En 1990, le démantèlement de Berkeley avait pourtant plutôt bien commencé. Les barres d'uranium utilisées pour le coeur du réacteur avaient été sorties et refroidies dans des piscines, avant d'être envoyés à Sellafield. Pour Berkeley, c'était un grand pas en avant. " Cela retire 99,9 % de la radioactivité ", explique M. Sargent.
Le 0,1 % restant, constitué de déchets de faible et moyenne activité, demeure pourtant un problème.

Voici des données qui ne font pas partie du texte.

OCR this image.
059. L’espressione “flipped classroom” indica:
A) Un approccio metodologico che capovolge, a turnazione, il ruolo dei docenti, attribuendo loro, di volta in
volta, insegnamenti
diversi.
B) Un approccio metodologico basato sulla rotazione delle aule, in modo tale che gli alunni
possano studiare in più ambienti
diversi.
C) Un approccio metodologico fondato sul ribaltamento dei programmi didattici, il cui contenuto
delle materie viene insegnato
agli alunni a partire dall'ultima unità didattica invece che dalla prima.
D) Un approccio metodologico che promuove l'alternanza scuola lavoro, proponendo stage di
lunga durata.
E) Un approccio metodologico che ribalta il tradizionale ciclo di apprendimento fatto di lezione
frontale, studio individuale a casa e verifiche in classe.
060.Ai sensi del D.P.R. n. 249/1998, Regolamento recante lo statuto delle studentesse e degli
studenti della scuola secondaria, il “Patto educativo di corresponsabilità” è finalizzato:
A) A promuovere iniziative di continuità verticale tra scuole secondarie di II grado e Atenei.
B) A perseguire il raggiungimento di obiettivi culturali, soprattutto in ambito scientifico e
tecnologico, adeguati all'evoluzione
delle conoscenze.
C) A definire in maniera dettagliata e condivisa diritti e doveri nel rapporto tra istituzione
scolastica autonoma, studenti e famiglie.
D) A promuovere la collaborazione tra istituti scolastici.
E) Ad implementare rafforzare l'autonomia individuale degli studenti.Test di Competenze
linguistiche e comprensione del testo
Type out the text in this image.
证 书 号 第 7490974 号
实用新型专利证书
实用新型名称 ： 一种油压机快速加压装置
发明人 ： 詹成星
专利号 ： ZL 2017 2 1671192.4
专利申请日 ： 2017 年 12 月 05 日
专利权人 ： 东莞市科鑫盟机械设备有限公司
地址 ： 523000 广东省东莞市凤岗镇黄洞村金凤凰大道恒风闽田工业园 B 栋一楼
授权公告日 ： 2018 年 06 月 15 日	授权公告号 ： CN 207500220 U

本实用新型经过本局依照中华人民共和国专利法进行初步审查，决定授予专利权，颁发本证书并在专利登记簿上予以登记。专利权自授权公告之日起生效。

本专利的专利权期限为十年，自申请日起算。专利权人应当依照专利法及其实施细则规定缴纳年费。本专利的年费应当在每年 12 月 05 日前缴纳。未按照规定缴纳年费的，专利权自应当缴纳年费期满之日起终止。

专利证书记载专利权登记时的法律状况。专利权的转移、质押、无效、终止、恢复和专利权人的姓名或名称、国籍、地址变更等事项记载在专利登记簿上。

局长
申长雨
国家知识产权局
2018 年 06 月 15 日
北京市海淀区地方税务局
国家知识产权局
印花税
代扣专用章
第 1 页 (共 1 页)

A la fin des années 1950, les constructeurs de la centrale avaient imaginé une solution simple : quatre cuves en béton, aux murs d'un mètre et demi d'épaisseur, étaient destinées à recevoir le matériel de dangerosité moyenne. Aujourd'hui s'y entassent en vrac des tubes utilisés pour le contrôle des réacteurs, des débris qui entouraient les bâtons d'uranium, des boîtes contenant la " boue " radioactive tirée des piscines de refroidissement...
Au début des années 1990, cet entassement anarchique a paru inacceptable aux autorités de sûreté nucléaire, qui ont imposé la construction d'un nouveau bâtiment pour entreposer les déchets. Commande a été passée à un sous-traitant, mais l'affaire a tourné au fiasco : l'opérateur de Berkeley n'a pas surveillé le chantier et, quand les autorités ont voulu des preuves de sa sûreté, il a été incapable de les fournir. Ordre a alors été donné d'abandonner le projet : il en demeure aujourd'hui un grand bâtiment vide aux épais murs de béton, où les bras mécaniques chargés de manipuler les déchets radioactifs pendent dans le vide.
Cet échec, doublé de gros problèmes sur le site de Sellafield, a poussé les autorités britanniques à tout remettre à plat en 2004, en créant l'Autorité de démantèlement nucléaire (NDA), pour superviser la " démolition " des onze centrales Magnox. Celle-ci a ordonné à Berkeley la construction d'un nouveau bâtiment pour recevoir les déchets de moyenne activité. Mais ce ne sera que pour soixante ans, avant de trouver, quelque part au Royaume-Uni, une vraie solution pour enfouir les déchets à long terme.